China's biggest carmaker posts 39% drop in H1 profit

Published Thu, Aug 27, 2020 · 11:57 AM

[BEIJING] SAIC Motor, the Chinese partner of Volkswagen and General Motors reported a 39 per cent decline in first-half net profit as the Covid-19 outbreak kept people away from showrooms.

Net income fell to 8.4 billion yuan (S$1.66 billion) in the six months through June, the Shanghai-based company said in a statement Thursday. Revenue dropped 25 per cent to 274.5 billion yuan. The performance improved in the second quarter, however, with net profit rising 32 per cent from a year earlier to 7.3 billion yuan as the car market started to recover.

China's biggest automaker was hit hard by the coronavirus pandemic, which subdued demand and forced car companies to suspend production.
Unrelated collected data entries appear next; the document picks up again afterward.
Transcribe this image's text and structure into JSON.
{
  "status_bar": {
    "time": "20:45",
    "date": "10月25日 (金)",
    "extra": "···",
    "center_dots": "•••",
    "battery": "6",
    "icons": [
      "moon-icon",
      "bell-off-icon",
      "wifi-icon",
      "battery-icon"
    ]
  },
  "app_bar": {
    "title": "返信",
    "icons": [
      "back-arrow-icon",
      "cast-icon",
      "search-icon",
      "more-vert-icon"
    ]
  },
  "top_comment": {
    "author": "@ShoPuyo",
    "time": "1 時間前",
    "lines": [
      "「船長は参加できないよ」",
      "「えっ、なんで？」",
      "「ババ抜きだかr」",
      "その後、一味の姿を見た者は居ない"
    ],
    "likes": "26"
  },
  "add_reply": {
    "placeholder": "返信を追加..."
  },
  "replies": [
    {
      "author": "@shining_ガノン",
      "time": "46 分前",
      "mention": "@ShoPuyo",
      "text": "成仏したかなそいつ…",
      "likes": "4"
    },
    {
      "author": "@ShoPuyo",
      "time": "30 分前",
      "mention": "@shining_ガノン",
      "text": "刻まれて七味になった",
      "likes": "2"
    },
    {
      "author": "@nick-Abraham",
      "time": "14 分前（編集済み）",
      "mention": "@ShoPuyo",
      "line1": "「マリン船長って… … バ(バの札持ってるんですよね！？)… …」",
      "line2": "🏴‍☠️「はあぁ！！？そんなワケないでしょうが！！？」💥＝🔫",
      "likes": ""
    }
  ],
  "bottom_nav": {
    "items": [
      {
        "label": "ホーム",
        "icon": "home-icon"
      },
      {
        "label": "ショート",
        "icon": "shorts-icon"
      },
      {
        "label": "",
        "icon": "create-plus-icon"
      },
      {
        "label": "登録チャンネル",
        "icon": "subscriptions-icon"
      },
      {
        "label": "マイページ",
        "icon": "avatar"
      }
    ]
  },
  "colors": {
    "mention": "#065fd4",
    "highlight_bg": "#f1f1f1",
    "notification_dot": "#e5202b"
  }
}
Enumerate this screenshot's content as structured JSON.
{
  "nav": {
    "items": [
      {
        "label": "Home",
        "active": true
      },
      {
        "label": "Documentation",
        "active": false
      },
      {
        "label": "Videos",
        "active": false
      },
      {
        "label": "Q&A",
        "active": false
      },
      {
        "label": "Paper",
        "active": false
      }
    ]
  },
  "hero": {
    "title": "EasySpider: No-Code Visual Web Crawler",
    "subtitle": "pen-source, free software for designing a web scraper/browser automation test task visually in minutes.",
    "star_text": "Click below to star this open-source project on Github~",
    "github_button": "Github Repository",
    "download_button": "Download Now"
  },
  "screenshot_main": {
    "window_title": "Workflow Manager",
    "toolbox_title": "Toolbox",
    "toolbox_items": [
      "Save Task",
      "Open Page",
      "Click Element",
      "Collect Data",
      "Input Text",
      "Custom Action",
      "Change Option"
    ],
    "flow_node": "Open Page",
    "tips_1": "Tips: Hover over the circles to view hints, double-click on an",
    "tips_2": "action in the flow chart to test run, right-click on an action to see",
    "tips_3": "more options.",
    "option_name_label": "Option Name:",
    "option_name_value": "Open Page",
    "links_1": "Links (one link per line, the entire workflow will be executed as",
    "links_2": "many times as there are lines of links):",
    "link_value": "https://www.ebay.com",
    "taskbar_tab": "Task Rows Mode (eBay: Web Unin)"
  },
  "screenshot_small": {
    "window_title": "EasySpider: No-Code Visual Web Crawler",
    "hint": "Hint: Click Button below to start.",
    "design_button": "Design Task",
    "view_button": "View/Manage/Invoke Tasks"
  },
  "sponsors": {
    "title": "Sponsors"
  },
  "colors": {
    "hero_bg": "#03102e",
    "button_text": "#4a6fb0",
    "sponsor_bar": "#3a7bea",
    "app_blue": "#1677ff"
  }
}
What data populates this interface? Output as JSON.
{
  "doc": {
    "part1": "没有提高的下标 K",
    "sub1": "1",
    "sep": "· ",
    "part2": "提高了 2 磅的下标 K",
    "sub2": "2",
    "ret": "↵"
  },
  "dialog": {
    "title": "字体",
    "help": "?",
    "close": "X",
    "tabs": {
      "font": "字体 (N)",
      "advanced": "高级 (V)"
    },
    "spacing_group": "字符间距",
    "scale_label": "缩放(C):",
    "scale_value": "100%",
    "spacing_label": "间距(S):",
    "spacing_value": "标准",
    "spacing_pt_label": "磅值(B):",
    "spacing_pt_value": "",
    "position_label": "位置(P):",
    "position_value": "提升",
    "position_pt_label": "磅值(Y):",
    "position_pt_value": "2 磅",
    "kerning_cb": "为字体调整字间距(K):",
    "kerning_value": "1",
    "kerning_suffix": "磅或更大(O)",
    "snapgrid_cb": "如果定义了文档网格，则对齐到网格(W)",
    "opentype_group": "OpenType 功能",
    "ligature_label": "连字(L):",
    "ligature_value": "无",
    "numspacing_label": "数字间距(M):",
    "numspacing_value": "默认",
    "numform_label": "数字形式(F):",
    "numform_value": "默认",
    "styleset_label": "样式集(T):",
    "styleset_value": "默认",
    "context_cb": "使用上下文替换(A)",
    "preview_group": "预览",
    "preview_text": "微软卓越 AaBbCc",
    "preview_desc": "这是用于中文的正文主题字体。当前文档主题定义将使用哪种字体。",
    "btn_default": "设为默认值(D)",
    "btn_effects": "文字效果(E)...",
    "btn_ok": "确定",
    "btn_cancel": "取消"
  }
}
The giant also faces intensifying competition from newcomers like Tesla and NIO, which have weathered the outbreak better and lured buyers away from SAIC's electric-car offerings.

SAIC, which claimed one quarter of the Chinese car market in 2018, saw its share narrow to about 20 per cent in the first half. Sales declined across all of its major ventures, with SAIC-VW, SAIC-GM and SAIC-GM-Wuling recording the biggest on-year declines in the first half among the top 10 manufacturers, according to China Passenger Car Association data.